Le paure. La paura per l’incolumità del Bambino. Quando Giuseppe entra in Israele prova la paura di esporre Gesù alla violenza del potente di turno. Per questo cammina ancora verso nord e si stanzia a Nazareth. La paura non è un sentimento stupido. Solo gli incoscienti non la provano. Ma diventa problematica quando paralizza, blocca, impedisce di compiere scelte e di compiere passi in avanti, ci fa arroccare sulle posizioni del passato idealizzandole. Giuseppe sente paura e discerne che deve camminare un poco ancora, un poco oltre.
Le paure delle nostre famiglie sono molte. Ci sono le paure che nascono dai dubbi: due sposi che sentono di essere fragili e di non poter scommettere solo sulla loro volontà nel vivere la fedeltà. Due genitori che temono per il futuro dei loro figli. Ci sono le paure dettate dalle vicende, a tratti inverosimili, che riguardano la storia di una famiglia come la malattia oppure la precarietà che si affaccia come uno spettro alla porta. Ci sono le paure legate al tempo come quando si invecchia e si teme di non poter più essere utili ma solo di peso agli altri. In ogni caso Giuseppe Maria e Gesù ci insegnano il segreto di non restare paralizzati ma di camminare e di confidare nel fatto che Dio trasforma i vicoli ciechi in spazi aperti e gli angoli bui in occasioni provvidenziali.

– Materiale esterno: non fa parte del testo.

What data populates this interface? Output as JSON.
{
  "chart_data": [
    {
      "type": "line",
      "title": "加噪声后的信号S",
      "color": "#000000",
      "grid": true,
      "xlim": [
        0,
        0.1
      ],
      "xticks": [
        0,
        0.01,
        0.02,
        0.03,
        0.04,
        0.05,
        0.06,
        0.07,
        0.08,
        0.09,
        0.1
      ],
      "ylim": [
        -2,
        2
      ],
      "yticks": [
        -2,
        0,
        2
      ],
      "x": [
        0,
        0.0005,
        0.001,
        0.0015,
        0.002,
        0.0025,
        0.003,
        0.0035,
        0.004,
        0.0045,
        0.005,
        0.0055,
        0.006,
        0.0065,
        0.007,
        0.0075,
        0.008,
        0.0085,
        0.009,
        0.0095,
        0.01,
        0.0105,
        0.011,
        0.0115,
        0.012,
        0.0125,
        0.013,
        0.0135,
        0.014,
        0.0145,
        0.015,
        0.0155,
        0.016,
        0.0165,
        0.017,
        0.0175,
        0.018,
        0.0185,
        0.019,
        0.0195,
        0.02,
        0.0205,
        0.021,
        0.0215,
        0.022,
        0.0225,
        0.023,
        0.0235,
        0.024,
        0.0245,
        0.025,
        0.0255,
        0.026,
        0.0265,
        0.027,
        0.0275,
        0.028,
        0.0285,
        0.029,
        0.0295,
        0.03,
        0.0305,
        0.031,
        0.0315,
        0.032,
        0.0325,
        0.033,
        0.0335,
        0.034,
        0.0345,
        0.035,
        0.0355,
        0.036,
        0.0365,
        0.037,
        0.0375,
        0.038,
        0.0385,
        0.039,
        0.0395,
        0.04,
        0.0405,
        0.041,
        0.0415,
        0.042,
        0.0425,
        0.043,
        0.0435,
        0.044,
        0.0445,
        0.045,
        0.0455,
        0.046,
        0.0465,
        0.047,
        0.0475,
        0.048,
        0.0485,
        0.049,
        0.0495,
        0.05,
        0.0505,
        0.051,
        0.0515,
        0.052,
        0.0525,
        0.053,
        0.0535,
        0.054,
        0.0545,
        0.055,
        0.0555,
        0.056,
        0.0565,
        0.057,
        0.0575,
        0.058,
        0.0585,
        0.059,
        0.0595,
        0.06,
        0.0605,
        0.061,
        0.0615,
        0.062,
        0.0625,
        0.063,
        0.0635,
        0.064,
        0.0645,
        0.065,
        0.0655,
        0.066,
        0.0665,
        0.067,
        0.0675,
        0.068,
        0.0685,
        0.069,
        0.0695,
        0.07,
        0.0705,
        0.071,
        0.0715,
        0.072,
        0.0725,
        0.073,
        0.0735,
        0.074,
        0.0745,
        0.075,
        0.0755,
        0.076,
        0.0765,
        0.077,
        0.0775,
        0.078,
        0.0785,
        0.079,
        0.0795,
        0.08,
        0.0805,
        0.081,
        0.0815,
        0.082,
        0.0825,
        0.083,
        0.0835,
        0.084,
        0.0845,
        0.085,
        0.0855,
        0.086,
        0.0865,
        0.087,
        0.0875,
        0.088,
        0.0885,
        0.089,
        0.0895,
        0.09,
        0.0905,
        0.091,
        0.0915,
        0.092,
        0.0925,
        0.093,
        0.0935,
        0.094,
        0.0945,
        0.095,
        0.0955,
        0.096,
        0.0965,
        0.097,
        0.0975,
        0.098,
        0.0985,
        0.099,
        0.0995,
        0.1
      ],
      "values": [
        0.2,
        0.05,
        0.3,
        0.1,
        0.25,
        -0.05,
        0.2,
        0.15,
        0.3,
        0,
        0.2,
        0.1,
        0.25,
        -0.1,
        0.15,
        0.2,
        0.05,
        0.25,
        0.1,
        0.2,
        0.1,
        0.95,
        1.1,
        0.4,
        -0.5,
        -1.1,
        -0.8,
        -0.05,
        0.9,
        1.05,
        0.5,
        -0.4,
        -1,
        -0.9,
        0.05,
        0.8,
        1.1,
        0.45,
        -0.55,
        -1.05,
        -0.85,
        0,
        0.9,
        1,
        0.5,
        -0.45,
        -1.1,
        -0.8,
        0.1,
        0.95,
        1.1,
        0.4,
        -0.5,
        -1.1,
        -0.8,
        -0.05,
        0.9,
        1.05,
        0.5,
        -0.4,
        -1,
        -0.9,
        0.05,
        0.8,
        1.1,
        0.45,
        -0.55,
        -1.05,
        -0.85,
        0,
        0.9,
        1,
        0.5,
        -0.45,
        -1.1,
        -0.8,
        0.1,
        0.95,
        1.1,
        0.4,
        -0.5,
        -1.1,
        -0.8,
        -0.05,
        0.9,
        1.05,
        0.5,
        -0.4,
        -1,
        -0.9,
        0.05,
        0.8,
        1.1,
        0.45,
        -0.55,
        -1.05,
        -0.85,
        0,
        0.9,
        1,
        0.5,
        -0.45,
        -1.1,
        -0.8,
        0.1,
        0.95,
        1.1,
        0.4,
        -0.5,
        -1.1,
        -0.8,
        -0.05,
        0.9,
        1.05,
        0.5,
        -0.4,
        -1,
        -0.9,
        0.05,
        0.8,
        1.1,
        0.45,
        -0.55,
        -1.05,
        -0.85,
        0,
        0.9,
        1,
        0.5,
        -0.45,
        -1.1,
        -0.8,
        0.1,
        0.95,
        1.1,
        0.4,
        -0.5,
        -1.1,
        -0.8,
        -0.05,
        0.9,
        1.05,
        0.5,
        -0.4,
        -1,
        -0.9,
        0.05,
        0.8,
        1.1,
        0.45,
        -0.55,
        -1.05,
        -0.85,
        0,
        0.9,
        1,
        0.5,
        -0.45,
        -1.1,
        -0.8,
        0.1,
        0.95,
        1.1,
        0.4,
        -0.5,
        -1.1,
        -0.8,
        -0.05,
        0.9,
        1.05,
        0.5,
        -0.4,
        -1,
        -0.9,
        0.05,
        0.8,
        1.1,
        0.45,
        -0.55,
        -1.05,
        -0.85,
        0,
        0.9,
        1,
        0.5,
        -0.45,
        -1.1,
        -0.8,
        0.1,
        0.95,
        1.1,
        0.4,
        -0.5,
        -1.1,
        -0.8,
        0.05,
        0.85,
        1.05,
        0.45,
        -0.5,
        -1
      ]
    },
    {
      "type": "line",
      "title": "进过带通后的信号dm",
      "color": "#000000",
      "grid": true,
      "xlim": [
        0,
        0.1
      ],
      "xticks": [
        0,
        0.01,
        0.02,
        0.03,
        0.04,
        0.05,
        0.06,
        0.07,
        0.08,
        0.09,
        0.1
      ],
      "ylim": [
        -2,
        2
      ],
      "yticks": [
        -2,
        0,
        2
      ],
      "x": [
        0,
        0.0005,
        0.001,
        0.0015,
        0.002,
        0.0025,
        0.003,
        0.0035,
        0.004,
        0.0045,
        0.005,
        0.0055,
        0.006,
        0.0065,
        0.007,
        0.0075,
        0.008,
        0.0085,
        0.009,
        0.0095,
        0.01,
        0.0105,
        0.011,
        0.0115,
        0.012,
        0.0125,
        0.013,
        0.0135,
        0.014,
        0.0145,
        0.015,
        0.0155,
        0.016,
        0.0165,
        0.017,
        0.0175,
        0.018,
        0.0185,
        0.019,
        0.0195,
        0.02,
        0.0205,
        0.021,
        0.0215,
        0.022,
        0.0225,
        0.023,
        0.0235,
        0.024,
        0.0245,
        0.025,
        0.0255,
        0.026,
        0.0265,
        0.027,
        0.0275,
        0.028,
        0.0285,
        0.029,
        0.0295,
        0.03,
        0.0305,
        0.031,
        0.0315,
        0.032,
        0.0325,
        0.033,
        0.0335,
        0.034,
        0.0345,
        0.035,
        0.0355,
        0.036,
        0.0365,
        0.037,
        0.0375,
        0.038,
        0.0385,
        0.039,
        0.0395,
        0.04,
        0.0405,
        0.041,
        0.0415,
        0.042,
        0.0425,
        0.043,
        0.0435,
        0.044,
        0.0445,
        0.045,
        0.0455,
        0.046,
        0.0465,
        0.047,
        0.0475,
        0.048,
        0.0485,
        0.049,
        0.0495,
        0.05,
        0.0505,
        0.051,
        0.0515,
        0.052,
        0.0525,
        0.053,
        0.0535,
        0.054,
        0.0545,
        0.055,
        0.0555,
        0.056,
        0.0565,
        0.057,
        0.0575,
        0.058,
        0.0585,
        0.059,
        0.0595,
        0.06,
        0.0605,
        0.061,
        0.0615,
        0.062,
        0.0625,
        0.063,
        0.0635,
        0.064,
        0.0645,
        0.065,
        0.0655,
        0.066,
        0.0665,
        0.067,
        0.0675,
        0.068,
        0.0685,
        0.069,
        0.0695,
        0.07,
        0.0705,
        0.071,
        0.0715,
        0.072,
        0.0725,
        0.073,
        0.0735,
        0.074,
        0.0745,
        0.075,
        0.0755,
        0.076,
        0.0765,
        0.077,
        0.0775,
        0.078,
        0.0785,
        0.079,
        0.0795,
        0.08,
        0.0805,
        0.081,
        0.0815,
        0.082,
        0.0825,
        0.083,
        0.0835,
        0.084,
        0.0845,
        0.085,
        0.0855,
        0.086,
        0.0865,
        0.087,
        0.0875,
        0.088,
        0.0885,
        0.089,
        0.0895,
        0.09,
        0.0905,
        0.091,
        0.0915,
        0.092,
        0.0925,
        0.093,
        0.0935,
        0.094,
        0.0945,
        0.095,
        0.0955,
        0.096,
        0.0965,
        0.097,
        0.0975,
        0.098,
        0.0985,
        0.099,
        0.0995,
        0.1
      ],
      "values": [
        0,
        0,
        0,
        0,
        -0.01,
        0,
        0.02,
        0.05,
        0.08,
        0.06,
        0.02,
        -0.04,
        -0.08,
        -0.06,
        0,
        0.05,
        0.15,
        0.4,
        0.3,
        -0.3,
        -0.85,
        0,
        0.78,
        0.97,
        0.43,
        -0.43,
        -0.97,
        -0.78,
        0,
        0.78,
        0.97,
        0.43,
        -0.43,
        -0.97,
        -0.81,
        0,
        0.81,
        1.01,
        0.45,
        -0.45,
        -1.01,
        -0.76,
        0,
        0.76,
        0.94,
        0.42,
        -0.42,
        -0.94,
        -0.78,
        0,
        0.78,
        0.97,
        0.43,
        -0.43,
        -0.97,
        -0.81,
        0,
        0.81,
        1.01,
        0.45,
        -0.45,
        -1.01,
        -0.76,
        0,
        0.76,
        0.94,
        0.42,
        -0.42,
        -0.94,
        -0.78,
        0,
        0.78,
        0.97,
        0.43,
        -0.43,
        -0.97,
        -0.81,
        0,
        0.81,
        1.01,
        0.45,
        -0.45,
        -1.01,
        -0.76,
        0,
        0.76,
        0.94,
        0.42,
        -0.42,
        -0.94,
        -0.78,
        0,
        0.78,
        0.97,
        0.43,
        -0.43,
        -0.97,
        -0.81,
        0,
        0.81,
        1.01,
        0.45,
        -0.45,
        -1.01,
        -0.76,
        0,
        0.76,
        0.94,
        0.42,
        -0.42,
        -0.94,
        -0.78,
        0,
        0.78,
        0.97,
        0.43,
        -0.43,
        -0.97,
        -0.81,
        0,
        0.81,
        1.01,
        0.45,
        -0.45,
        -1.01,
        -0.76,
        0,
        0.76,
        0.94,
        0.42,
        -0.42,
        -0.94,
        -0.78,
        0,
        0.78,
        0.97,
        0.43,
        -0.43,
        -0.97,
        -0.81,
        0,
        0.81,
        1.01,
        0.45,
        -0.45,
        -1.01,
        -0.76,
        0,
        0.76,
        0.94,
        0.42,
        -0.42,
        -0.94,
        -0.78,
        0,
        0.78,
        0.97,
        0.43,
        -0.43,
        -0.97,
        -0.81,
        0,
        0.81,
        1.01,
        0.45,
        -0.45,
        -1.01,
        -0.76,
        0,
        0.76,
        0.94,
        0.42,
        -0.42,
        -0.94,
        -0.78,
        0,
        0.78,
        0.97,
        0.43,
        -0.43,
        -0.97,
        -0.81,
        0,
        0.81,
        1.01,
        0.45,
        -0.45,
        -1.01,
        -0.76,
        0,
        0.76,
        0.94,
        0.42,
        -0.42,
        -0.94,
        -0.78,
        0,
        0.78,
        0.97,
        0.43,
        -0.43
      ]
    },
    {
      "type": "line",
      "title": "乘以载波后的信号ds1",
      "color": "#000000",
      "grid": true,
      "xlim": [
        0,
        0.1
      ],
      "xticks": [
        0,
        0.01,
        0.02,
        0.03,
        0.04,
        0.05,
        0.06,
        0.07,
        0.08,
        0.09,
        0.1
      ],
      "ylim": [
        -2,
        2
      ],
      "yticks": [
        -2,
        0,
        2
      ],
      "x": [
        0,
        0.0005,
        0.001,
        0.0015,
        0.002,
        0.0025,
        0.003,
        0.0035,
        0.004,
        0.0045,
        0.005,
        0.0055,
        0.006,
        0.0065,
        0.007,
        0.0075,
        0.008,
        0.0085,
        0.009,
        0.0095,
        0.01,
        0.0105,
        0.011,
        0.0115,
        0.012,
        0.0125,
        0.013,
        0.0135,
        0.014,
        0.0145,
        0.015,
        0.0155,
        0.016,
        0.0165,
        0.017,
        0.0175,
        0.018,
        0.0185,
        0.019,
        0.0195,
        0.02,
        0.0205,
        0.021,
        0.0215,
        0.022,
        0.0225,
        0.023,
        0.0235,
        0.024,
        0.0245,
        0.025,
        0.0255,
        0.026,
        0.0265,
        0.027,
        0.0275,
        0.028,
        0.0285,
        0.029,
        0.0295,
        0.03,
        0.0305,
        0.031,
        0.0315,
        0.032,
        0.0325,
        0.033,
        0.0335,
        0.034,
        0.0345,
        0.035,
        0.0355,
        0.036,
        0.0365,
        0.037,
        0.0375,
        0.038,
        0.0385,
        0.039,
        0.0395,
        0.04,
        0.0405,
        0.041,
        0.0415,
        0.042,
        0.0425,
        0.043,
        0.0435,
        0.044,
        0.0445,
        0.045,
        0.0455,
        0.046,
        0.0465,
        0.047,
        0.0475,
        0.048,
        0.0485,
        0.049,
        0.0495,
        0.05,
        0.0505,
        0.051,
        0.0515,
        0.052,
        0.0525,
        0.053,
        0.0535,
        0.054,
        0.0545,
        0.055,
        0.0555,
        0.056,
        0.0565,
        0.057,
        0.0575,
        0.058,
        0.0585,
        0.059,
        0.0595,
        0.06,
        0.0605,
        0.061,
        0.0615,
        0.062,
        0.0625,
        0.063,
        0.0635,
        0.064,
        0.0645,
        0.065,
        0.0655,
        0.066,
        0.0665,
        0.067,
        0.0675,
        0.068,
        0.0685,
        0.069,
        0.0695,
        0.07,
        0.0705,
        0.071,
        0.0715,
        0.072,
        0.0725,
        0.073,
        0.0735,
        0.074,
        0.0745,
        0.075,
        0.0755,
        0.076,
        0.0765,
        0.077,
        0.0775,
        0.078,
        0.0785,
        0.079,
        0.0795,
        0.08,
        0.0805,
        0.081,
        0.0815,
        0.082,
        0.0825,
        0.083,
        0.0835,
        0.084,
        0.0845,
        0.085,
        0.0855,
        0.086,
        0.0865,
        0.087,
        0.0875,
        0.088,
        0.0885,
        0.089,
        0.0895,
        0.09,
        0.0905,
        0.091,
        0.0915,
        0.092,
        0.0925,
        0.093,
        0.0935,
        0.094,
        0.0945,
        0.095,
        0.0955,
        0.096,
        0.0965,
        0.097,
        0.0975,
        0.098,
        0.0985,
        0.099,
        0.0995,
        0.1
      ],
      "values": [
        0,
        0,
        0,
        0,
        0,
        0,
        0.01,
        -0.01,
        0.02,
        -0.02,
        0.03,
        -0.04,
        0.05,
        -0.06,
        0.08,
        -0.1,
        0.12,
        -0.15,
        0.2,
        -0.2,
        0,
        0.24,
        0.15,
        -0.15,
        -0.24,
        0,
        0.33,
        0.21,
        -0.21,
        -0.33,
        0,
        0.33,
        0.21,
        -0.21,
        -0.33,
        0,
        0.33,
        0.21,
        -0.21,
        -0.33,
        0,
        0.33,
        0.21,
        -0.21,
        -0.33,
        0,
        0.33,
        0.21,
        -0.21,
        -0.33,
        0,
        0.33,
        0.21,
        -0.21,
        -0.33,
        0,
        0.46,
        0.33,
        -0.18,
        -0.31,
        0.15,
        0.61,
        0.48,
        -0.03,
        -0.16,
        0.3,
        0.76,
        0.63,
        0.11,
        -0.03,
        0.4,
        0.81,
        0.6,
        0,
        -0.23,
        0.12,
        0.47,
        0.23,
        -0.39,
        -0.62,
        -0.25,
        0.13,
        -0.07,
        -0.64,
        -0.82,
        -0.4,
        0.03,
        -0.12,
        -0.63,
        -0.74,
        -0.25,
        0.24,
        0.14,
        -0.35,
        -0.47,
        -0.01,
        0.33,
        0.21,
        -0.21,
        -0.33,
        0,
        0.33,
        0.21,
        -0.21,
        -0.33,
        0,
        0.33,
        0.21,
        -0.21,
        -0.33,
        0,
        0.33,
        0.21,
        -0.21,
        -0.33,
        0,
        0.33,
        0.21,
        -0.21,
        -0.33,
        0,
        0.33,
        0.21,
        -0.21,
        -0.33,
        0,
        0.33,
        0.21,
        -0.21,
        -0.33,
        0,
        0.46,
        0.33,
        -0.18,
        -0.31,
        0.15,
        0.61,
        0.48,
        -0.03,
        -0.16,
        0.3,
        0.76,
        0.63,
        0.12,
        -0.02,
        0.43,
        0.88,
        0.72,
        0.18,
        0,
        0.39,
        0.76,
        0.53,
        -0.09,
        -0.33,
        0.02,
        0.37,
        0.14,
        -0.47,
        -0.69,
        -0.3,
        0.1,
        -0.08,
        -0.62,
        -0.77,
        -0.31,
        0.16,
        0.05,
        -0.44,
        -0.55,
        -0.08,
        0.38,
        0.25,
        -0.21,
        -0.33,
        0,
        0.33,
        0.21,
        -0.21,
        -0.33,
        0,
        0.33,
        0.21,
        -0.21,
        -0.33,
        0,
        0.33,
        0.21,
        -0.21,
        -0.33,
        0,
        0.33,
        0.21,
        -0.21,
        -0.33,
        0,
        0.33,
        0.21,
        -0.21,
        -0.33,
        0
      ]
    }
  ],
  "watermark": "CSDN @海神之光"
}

La paura è buona solo se ci stimola a guadare il presente e a incamminarci verso un oltre che sta appena dietro le siepi dei nostri ricordi e delle nostre illusioni.
Scopriremo che ciò che ci faceva paura può davvero essere un’occasione provvidenziale: nell’obbedienza al quotidiano si realizza la nostra vocazione. Invecchiare assieme…scoprire di nuovo l’altro. La sofferenza che può dividere alla fine può risultare una sorgente di nuova unità. Le scelte dei figli una scommessa per il loro futuro e per raccogliere quanto seminato.